The idea for the Klimahaus originated after city officials in Bremerhaven commissioned Petri & Tiemann to develop a tourist attraction -- also stipulating that there had to be a strong local connection. At the time, there wasn't much public debate about climate change. The company, which considers itself a specialist at "theme-based knowledge worlds," then proposed the idea for the Klimahaus: "Whether hot or cold, wet or dry, stormy or still, one can experience the weather from nearly every climate zone here," says Arne Dunker, director of the company.
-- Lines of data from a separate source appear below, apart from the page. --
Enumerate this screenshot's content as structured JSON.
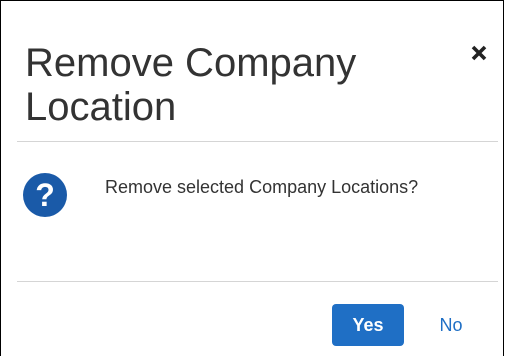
{
  "dialog": {
    "title": "Remove Company Location",
    "close_icon": "close-icon",
    "message": "Remove selected Company Locations?",
    "message_icon": "question-icon",
    "yes_label": "Yes",
    "no_label": "No"
  },
  "colors": {
    "primary": "#1f6fc5",
    "icon": "#1a5aa8",
    "divider": "#d5d5d5",
    "text": "#333333"
  }
}
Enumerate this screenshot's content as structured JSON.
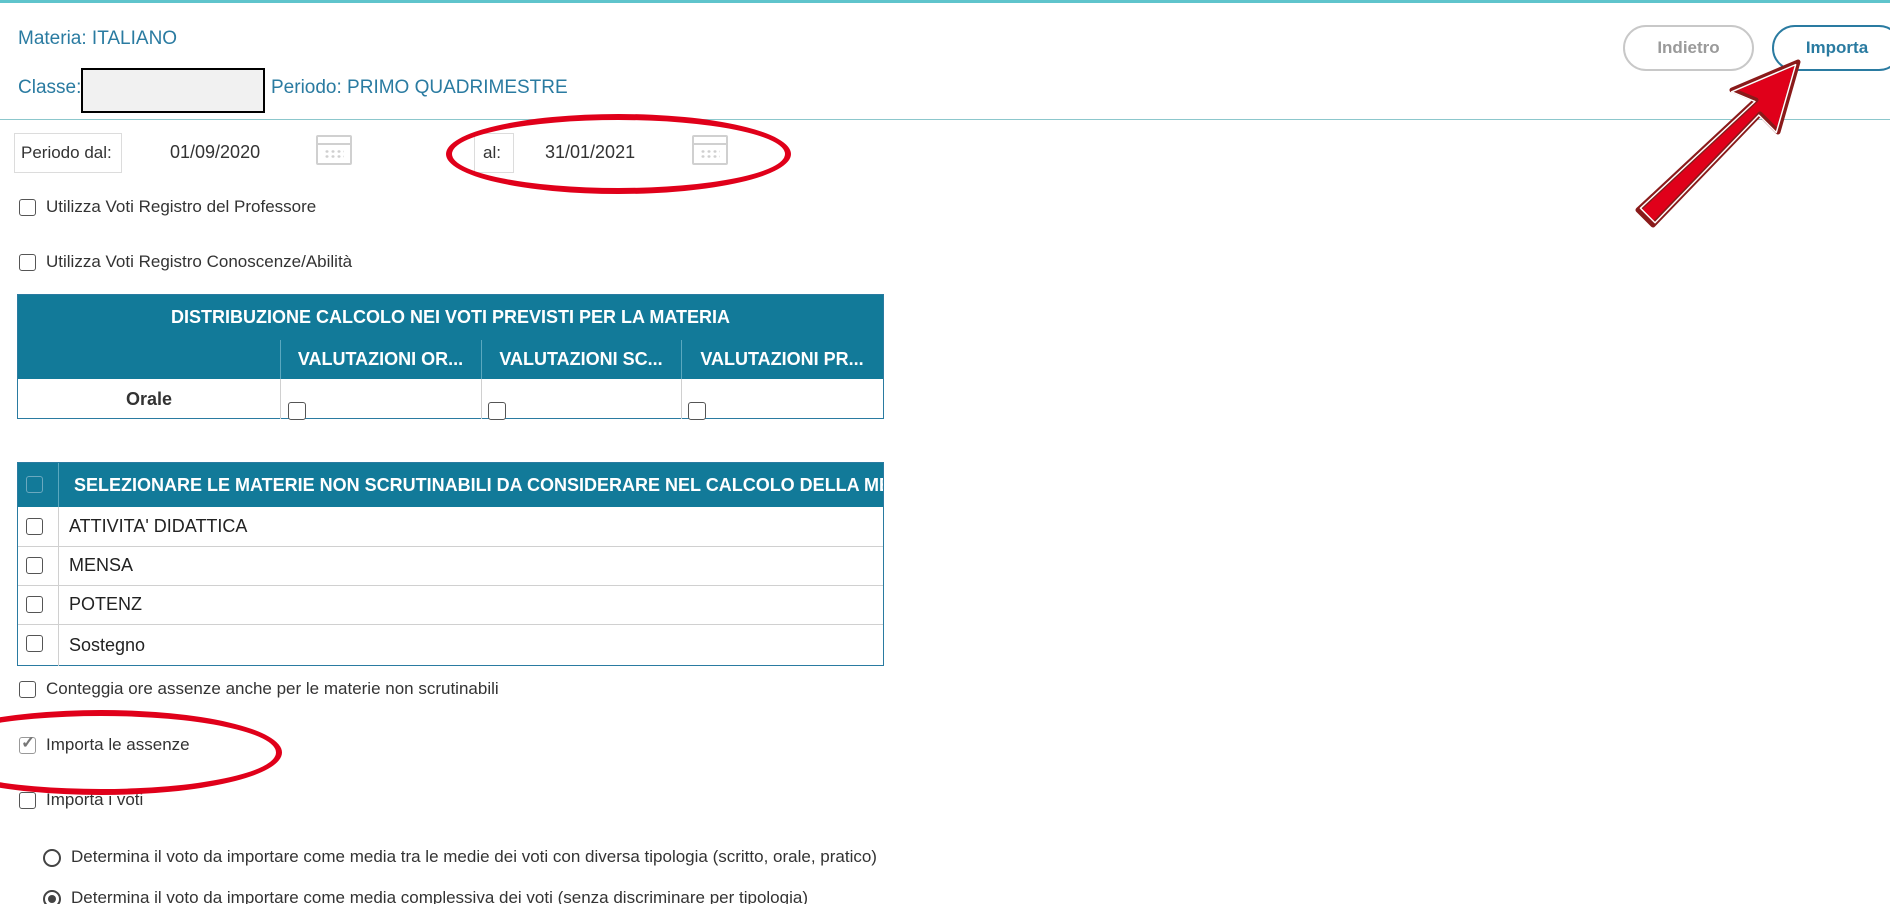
{
  "header": {
    "materia": "Materia: ITALIANO",
    "classe_label": "Classe:",
    "periodo": "Periodo: PRIMO QUADRIMESTRE"
  },
  "buttons": {
    "back": "Indietro",
    "import": "Importa"
  },
  "period": {
    "from_label": "Periodo dal:",
    "from_value": "01/09/2020",
    "to_label": "al:",
    "to_value": "31/01/2021"
  },
  "options": {
    "use_prof": {
      "label": "Utilizza Voti Registro del Professore",
      "checked": false
    },
    "use_conosc": {
      "label": "Utilizza Voti Registro Conoscenze/Abilità",
      "checked": false
    }
  },
  "distribution_table": {
    "title": "DISTRIBUZIONE CALCOLO NEI VOTI PREVISTI PER LA MATERIA",
    "columns": [
      "VALUTAZIONI OR...",
      "VALUTAZIONI SC...",
      "VALUTAZIONI PR..."
    ],
    "rows": [
      {
        "label": "Orale",
        "values": [
          false,
          false,
          false
        ]
      }
    ]
  },
  "subjects_table": {
    "title": "SELEZIONARE LE MATERIE NON SCRUTINABILI DA CONSIDERARE NEL CALCOLO DELLA MED",
    "rows": [
      "ATTIVITA' DIDATTICA",
      "MENSA",
      "POTENZ",
      "Sostegno"
    ]
  },
  "more_options": {
    "count_hours": {
      "label": "Conteggia ore assenze anche per le materie non scrutinabili",
      "checked": false
    },
    "import_absences": {
      "label": "Importa le assenze",
      "checked": true
    },
    "import_grades": {
      "label": "Importa i voti",
      "checked": false
    }
  },
  "radios": {
    "by_type": {
      "label": "Determina il voto da importare come media tra le medie dei voti con diversa tipologia (scritto, orale, pratico)",
      "selected": false
    },
    "overall": {
      "label": "Determina il voto da importare come media complessiva dei voti (senza discriminare per tipologia)",
      "selected": true
    }
  },
  "annotation_color": "#e0001a",
  "accent_color": "#127a99"
}
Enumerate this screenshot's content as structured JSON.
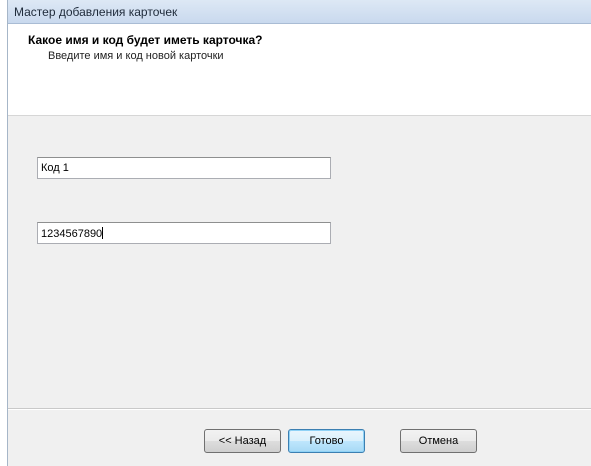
{
  "window": {
    "title": "Мастер добавления карточек"
  },
  "header": {
    "heading": "Какое имя и код будет иметь карточка?",
    "subheading": "Введите имя и код новой карточки"
  },
  "form": {
    "name_value": "Код 1",
    "code_value": "1234567890"
  },
  "buttons": {
    "back_label": "<< Назад",
    "done_label": "Готово",
    "cancel_label": "Отмена"
  }
}
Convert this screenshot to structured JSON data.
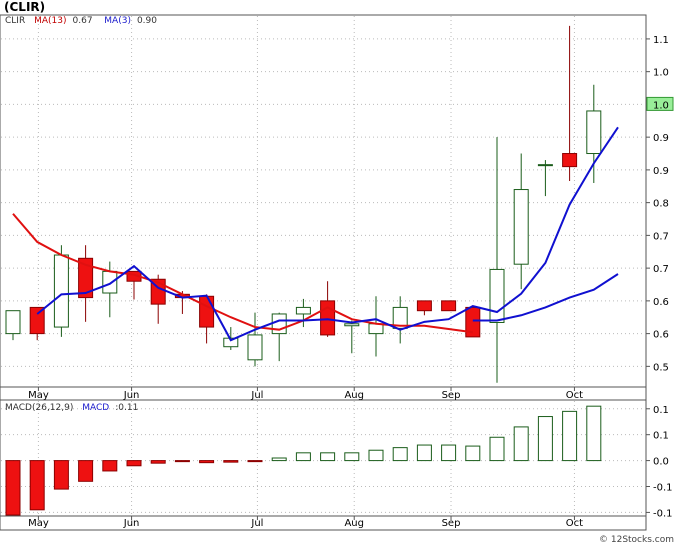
{
  "chart_data": [
    {
      "type": "candlestick",
      "title": "(CLIR)",
      "legend": [
        {
          "name": "CLIR",
          "color": "#000000"
        },
        {
          "name": "MA(13)",
          "value": "0.67",
          "color": "#e01010"
        },
        {
          "name": "MA(3)",
          "value": "0.90",
          "color": "#1010d0"
        }
      ],
      "x_tick_labels": [
        "May",
        "Jun",
        "Jul",
        "Aug",
        "Sep",
        "Oct"
      ],
      "y_tick_labels": [
        "1.1",
        "1.0",
        "1.0",
        "0.9",
        "0.9",
        "0.8",
        "0.7",
        "0.7",
        "0.6",
        "0.6",
        "0.5"
      ],
      "y_tick_values": [
        1.1,
        1.05,
        1.0,
        0.95,
        0.9,
        0.85,
        0.8,
        0.75,
        0.7,
        0.65,
        0.6
      ],
      "last_price_label": "1.0",
      "ylim": [
        0.57,
        1.135
      ],
      "grid": true,
      "candles": [
        {
          "o": 0.65,
          "h": 0.685,
          "l": 0.64,
          "c": 0.685
        },
        {
          "o": 0.69,
          "h": 0.69,
          "l": 0.64,
          "c": 0.65
        },
        {
          "o": 0.66,
          "h": 0.785,
          "l": 0.645,
          "c": 0.77
        },
        {
          "o": 0.765,
          "h": 0.785,
          "l": 0.668,
          "c": 0.705
        },
        {
          "o": 0.712,
          "h": 0.76,
          "l": 0.675,
          "c": 0.745
        },
        {
          "o": 0.745,
          "h": 0.745,
          "l": 0.702,
          "c": 0.73
        },
        {
          "o": 0.733,
          "h": 0.74,
          "l": 0.665,
          "c": 0.695
        },
        {
          "o": 0.71,
          "h": 0.715,
          "l": 0.68,
          "c": 0.705
        },
        {
          "o": 0.707,
          "h": 0.71,
          "l": 0.635,
          "c": 0.66
        },
        {
          "o": 0.63,
          "h": 0.66,
          "l": 0.625,
          "c": 0.643
        },
        {
          "o": 0.61,
          "h": 0.682,
          "l": 0.6,
          "c": 0.648
        },
        {
          "o": 0.65,
          "h": 0.682,
          "l": 0.608,
          "c": 0.68
        },
        {
          "o": 0.68,
          "h": 0.703,
          "l": 0.66,
          "c": 0.69
        },
        {
          "o": 0.7,
          "h": 0.73,
          "l": 0.645,
          "c": 0.648
        },
        {
          "o": 0.662,
          "h": 0.67,
          "l": 0.62,
          "c": 0.665
        },
        {
          "o": 0.65,
          "h": 0.707,
          "l": 0.615,
          "c": 0.665
        },
        {
          "o": 0.658,
          "h": 0.707,
          "l": 0.635,
          "c": 0.69
        },
        {
          "o": 0.7,
          "h": 0.7,
          "l": 0.678,
          "c": 0.685
        },
        {
          "o": 0.7,
          "h": 0.7,
          "l": 0.69,
          "c": 0.685
        },
        {
          "o": 0.69,
          "h": 0.69,
          "l": 0.645,
          "c": 0.645
        },
        {
          "o": 0.667,
          "h": 0.95,
          "l": 0.575,
          "c": 0.748
        },
        {
          "o": 0.756,
          "h": 0.925,
          "l": 0.718,
          "c": 0.87
        },
        {
          "o": 0.908,
          "h": 0.915,
          "l": 0.86,
          "c": 0.908
        },
        {
          "o": 0.925,
          "h": 1.12,
          "l": 0.883,
          "c": 0.905
        },
        {
          "o": 0.925,
          "h": 1.03,
          "l": 0.88,
          "c": 0.99
        }
      ],
      "ma13": [
        0.833,
        0.79,
        0.77,
        0.755,
        0.745,
        0.74,
        0.728,
        0.71,
        0.692,
        0.675,
        0.66,
        0.656,
        0.67,
        0.69,
        0.672,
        0.665,
        0.662,
        0.662,
        0.657,
        0.652
      ],
      "ma3": [
        0.68,
        0.71,
        0.712,
        0.726,
        0.753,
        0.72,
        0.705,
        0.708,
        0.64,
        0.656,
        0.67,
        0.67,
        0.672,
        0.667,
        0.672,
        0.656,
        0.668,
        0.672,
        0.692,
        0.683,
        0.711,
        0.758,
        0.847,
        0.91,
        0.965
      ],
      "ma3_lower": [
        0.67,
        0.67,
        0.678,
        0.69,
        0.705,
        0.717,
        0.741
      ],
      "lower_line_start_index": 19
    },
    {
      "type": "bar",
      "title": "MACD(26,12,9)",
      "legend": [
        {
          "name": "MACD",
          "value": "0.11",
          "color": "#1010d0"
        }
      ],
      "x_tick_labels": [
        "May",
        "Jun",
        "Jul",
        "Aug",
        "Sep",
        "Oct"
      ],
      "y_tick_labels": [
        "0.1",
        "0.1",
        "0.0",
        "-0.1",
        "-0.1"
      ],
      "y_tick_values": [
        0.1,
        0.05,
        0.0,
        -0.05,
        -0.1
      ],
      "ylim": [
        -0.105,
        0.115
      ],
      "values": [
        -0.105,
        -0.095,
        -0.055,
        -0.04,
        -0.02,
        -0.01,
        -0.005,
        -0.002,
        -0.004,
        -0.003,
        -0.002,
        0.005,
        0.015,
        0.015,
        0.015,
        0.02,
        0.025,
        0.03,
        0.03,
        0.028,
        0.045,
        0.065,
        0.085,
        0.095,
        0.105
      ]
    }
  ],
  "watermark": "© 12Stocks.com"
}
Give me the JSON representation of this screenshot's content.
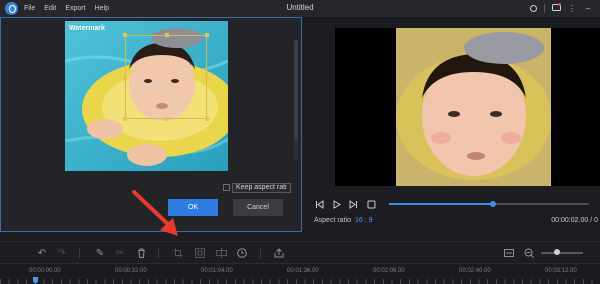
{
  "app": {
    "title": "Untitled"
  },
  "menu": [
    "File",
    "Edit",
    "Export",
    "Help"
  ],
  "window_controls": [
    "user-icon",
    "messages-icon",
    "more-icon",
    "minimize-icon"
  ],
  "crop_dialog": {
    "watermark_text": "Watermark",
    "keep_aspect_label": "Keep aspect rati",
    "ok_label": "OK",
    "cancel_label": "Cancel",
    "keep_aspect_checked": false
  },
  "preview": {
    "aspect_ratio_label": "Aspect ratio",
    "aspect_ratio_value": "16 : 9",
    "time": "00:00:02.00 / 0",
    "progress_fraction": 0.52
  },
  "toolbar": {
    "tools": [
      "undo-icon",
      "redo-icon",
      "pencil-icon",
      "scissors-icon",
      "trash-icon",
      "crop-icon",
      "freeze-frame-icon",
      "split-icon",
      "duration-icon",
      "export-share-icon"
    ]
  },
  "timeline": {
    "ticks": [
      "00:00:00.00",
      "00:00:32.00",
      "00:01:04.00",
      "00:01:36.00",
      "00:02:08.00",
      "00:02:40.00",
      "00:03:12.00"
    ]
  },
  "colors": {
    "accent": "#2f7ce3",
    "annotation_arrow": "#e8392c"
  }
}
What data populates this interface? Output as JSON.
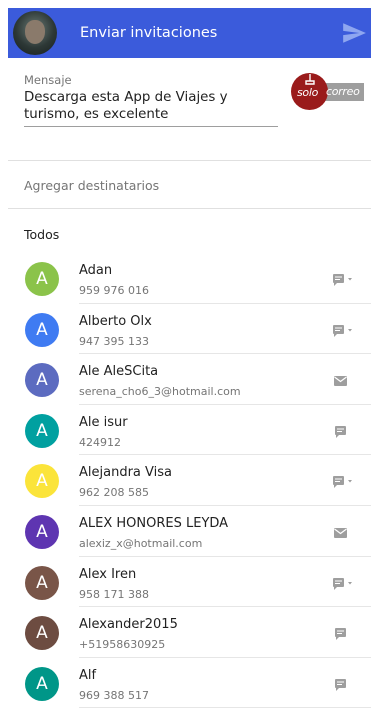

In 2001, they developed a plan for the museum and construction began in 2006.
The 18,800 square meter project cost the state of Bremen, of which Bremerhaven is part, and the city a total of €70 million. Petri & Tiemann are taking over control of operations and the accompanying entrepreneurial risk. They anticipate 600,000 visitors a year. On peak days, up to 5,000 travelers are expected to undertake the kilometer-long journey around the earth.
Petri & Tiemann co-owner Carlo Petri says: "The climate is one of those topics that affects people the most." But many don't have the fundamental knowledge and scientific understanding of how things fit together. "We want to create a better sense of orientation with the Klimahaus and its easy-to-understand, interestingly presented and scientifically-grounded offerings," Petri said.
So that it also stays that way in the future, the science center is to be permanently updated to reflect the latest scientific findings. To do so, it is partnering with some of the most prestigious addresses for climate research in Germany, including the Max Planck Institute for Meteorology, the German Weather Service and the Alfred Wegener Institute for Polar and Marine Research, whose headquarters is just a stone's throw away from the new climate temple.